Nelle icone l’oro è simbolo della luce sovraceleste di Dio, le ombre sono assenti perché esse sono proiezioni di corpi materiali mentre le immagini degli angeli appartengono al mondo della pienezza spirituale.
Le pieghe delle vesti non provengono dal movimento fisico ma dal ritmo spirituale. I volti dominano tutta la composizione, i grandi occhi fissi sembrano vedere al di là dei limiti della realtà terrena. Le labbra sottili sono prive dei segni della sensualità, sembrano fatte per cantare le lodi.
L’arte sacra è estranea dalla ricerca della “originalità”, i suoi modelli si ripetono, ma bastano pochi variazioni cariche di significato spirituale perché l’opera sia una nuova opera, ben lontano da quella mediocrità che con sconfinata presunzione pretende di violare ogni norma dell’arte.

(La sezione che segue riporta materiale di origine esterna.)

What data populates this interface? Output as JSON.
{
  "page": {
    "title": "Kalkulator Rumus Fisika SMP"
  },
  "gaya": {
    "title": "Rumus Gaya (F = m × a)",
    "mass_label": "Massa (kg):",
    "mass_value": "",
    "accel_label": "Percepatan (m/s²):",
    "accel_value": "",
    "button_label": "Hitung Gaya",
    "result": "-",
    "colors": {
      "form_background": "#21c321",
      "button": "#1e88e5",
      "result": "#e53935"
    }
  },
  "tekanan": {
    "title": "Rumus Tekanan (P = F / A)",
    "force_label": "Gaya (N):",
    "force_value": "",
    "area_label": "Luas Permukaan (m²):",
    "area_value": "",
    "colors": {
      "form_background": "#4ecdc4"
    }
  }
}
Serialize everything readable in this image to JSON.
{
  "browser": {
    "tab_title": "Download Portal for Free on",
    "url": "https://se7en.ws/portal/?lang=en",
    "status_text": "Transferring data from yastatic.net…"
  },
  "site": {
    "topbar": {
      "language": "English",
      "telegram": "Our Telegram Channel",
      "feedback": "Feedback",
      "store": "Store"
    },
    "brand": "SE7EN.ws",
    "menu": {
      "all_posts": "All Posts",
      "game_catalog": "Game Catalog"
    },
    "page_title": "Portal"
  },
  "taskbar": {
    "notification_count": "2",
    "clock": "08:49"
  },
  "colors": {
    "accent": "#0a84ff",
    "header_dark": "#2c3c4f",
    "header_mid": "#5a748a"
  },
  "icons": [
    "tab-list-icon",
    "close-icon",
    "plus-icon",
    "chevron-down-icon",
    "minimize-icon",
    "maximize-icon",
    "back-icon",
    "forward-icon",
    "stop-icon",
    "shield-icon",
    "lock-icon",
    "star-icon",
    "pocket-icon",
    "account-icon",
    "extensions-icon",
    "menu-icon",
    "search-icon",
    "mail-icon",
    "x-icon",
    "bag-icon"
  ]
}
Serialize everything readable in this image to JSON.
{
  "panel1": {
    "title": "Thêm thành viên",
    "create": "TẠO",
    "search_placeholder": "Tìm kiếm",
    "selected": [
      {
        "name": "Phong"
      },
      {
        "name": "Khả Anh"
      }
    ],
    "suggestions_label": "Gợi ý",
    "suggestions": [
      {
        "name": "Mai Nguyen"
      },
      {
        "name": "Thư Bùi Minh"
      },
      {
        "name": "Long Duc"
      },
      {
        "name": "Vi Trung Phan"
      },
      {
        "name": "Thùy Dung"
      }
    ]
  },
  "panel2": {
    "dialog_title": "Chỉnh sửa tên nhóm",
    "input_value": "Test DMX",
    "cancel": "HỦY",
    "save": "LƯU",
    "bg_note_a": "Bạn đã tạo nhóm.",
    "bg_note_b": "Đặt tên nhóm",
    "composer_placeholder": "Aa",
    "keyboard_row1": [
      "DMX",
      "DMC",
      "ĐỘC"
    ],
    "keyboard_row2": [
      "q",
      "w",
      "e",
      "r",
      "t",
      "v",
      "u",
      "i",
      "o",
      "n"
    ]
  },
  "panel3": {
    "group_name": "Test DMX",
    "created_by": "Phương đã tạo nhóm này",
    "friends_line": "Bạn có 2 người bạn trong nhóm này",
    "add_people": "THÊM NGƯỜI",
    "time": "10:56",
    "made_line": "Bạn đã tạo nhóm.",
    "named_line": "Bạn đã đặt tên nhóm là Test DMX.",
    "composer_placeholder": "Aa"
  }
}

Spesso l’artista che si accinge a comporre la sua opera si ritira, anche per tempi prolungati, nella preghiera come i monaci degli ordini contemplativi, una ascesi per esprime l’opera che diventa contemplazione.
Non si può neppure scordare l’iconografia occidentale degli Angeli. Basti ricordare, fra gli altri, l’opera di Giovanni da Fiesole, conosciuto come Beato Angelico (1395-1455), al quale venne attribuito il nome con cui è universalmente conosciuto proprio in omaggio alla sua vita ascetica e per le rappresentazioni angeliche delle sua opere, di Giotto da Bondone (1267-1337) e tanti altri artisti. Le stupende opere del Duomo di Monreale e della Cappella Palatina a Palermo, gli affreschi e i mosaici della Basilica di San Marco a Venezia.
Nel corso del tempo si possono enumerare diversi tipi di iconografie degli Angeli.
Nell’epoca paleocristiana (fino a fine IV sec.) non si aveva ancora una iconografia o un modello di riferimento per gli Angeli. Solo successivamente si andarono delineando i differenti modelli, dagli Angeli annunziatori, come quelli che splendono nella Pala di San Marco a Firenze o quelli dipinti da Giotto nella Cappella degli Scrovegni; gli Angeli militari, il più famoso dei quali è San Michele Arcangelo, raffigurato con la lorica romana nella basilica di sant’Apollinare a Ravenna, o il dipinto di Jacomart Baço, raffigurante San Michele in battaglia presso la Galleria Parmeggiani di Reggio Emilia.
L’essere spirituale appare poi legato al vento e abita nei cieli, ecco gli Angeli nuvola, come rappresentati da Giotto (1267-1337) nell’affresco chiamato “Lamentazione sul Cristo morto” situata nella Cappella degli Scrovegni a Padova o da Pietro Lorenzetti (1280-1348) nella “Crocifissione” ad Assisi.
Successivamente le figure degli Angeli vengono ridotte a quelle dei frivoli putti o amorini, sebbene rappresentati da grandi maestri come Melozzo da Forlì (1438-1494) o da Raffaello Sanzio (1483-1520), per giungere infine alle figure indeterminate o deformate espresse dall’arte contemporanea che distruggono la figura angelica della Cristianità.
L’itinerario mostra come la pratica ascetica sveglia nell’uomo la sensibilità soprannaturale che lo porta a intuire la bellezza del creato che non vediamo con gli occhi carnali e ci fa udire il fruscio delle ali degli Angeli che sono accanto a noi permettendoci di rivedere e di raffigurare nuovamente le loro bellezze celesti.